How do I create a shortcut in the Send To menu that runs a program with a command line option?

To add an item to your Send To menu, create a shortcut in the Send To folder. The easy way to do this is to open an Explorer window and type shell:sendto in the address bar. This will take you straight to the Send To folder. From there, you can right-click an empty space and select NewShortcut, and then fill in the information about the program you want to send to.

The default behavior is to run the shortcut target with the file on the command line. But what if you want the program to run with a special command line option?

When you fill in the information about the shortcut, include the command line options when you say what you want to be a shortcut to:

What item would you like to create a shortcut for?
This wizard helps you to create shortcuts to local or network programs, files, folders, computers, or Internet addresses.
Type the location of the item:
notepad /a   Browse…

Here, I'm creating a shortcut to Notepad with the command line option /a which forces a file to be opened in the ANSI code page.

If you right-click a file and send it to this shortcut, it will run Notepad with the /a command line option.

Bonus: Send To simulates a drop on the shortcut, and this technique applies generally to drag/drop operations on shortcuts: Create a shortcut anywhere using this technique, then drop a file on the shortcut. It will open Notepad with the /a command line option.

Comments (16)
  1. Steve says:

    You might want to expand the bounding rectangle on your otherwise-impressive CSS graphic; on W10 Chrome the ‘for?’ and Browse button are both outside the right-hand margin of the bounding box :(

    1. Steve says:

      And on Edge. Oops!

    2. French Guy says:

      On W7 Firefox, the bounding box cuts through the “?” and the “Browse…” button.

    3. Smithers says:

      The div the with the border and the table inside it both have the same css width, but the div also has nonzero padding. Normally this would work, but bootstrap.min.css is setting the box-sizing to border-box on everything, meaning the div’s width includes the padding. Raymond must have created the graphic in a context that doesn’t import bootstrap.

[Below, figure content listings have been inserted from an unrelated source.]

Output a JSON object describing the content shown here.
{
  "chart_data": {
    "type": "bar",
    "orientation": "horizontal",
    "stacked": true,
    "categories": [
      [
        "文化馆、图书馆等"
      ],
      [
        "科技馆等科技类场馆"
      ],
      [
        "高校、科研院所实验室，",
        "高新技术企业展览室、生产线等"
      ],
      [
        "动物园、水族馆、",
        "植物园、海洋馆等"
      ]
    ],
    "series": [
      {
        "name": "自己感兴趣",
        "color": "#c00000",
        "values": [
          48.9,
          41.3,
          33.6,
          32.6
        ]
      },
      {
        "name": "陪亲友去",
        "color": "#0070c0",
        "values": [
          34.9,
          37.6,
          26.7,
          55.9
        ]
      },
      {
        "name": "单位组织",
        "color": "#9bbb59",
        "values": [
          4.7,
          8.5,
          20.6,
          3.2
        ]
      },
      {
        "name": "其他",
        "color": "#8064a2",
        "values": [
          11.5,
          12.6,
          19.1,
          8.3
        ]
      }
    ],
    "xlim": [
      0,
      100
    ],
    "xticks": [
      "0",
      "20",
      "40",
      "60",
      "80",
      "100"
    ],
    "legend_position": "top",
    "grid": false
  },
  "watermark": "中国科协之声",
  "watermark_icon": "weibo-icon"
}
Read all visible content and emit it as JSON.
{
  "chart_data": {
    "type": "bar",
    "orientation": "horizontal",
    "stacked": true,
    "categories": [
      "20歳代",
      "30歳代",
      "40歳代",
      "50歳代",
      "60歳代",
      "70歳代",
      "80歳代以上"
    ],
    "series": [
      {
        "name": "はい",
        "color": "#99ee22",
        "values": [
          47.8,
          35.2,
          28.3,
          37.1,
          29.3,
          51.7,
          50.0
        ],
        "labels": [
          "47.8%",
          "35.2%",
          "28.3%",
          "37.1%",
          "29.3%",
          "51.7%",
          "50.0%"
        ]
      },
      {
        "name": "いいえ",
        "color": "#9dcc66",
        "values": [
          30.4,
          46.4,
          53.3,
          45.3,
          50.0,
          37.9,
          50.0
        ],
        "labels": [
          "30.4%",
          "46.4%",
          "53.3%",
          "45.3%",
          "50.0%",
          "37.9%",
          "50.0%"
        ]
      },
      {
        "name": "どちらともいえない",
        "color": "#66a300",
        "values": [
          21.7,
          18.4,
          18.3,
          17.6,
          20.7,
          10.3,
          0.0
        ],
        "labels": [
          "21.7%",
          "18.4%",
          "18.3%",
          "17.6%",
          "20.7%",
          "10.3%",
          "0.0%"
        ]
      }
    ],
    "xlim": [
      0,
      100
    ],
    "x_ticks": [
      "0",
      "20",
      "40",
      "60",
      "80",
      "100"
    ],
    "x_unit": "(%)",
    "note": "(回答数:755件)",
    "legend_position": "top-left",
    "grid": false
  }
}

      For more fun, open developer tools and disable the “box-sizing: border box;” property (and prefixed variants) and see what happens to the rest of the page layout.

      1. Thanks. Sigh, yet another rule I have to disable. I hate it when the hosting software creates global changes like this. (My authoring system is not fancy at all. I write raw HTML and load it up into a browser. My raw HTML doesn’t have any of the hosting software’s crazy CSS in it.)

  2. GPF says:

    To heck with these graphic nitpicky nerds, this is a trick I’ve never known about!

    Thanks Raymond. Thaymond.

    1. ixe013 says:

      Not to mention shell:sendto trick. Works from the command line with `start shell:sento` and there are many others shell:xxxx !

      1. I out of curiosity tried shell:startup to go to Star Menu\Programs\Startup the and it works. This will be very handy as having to navigate deep into AppData is annoying

  3. Josh says:

    Wow, I didn’t know you could navigate directly there! I’ve always hunted around trying to find that! Seems there are tons of shortcuts you can navigate with using shell: – found this on stackexchange

    1. MarcK4096 says:

      Very awesome! Thanks for finding this, Josh.

  4. Ted M says:

    I appreciate using this because I can have a graphical link to a specific command-line activity I’m only going to perform once (like netsh wlan [start/stop] hostednetwork, or ipconfig [/release//renew] and it saves the half second it would have taken to bring up an administrator command prompt and type that in.

    1. Ted M says:

      Granted, I lose the ability to see any error messages those single-shot operations may throw but if I needed that to troubleshoot I would have gone through the command prompt anyway.

    2. Alex Cohn says:

      You can use cmd /k netsh

  5. Al go says:

    Does this still send the file name as a parameter too? And if so, where, at the end?
    For example, say a program used this syntax
    Program.exe -input=filename

    1. Brian_EE says:

      How simple would it be to test this for yourself? Write a little program that displays the passed command line in a msgbox and then create the shortcut to see what you get.

  6. mikeb says:

    And don’t forget that if you have more complex needs (like some options have to come after the name of the sent/dropped file for some reason) you could always write a small cmd script that fixes things up for you and have the sendto shortcut run the script.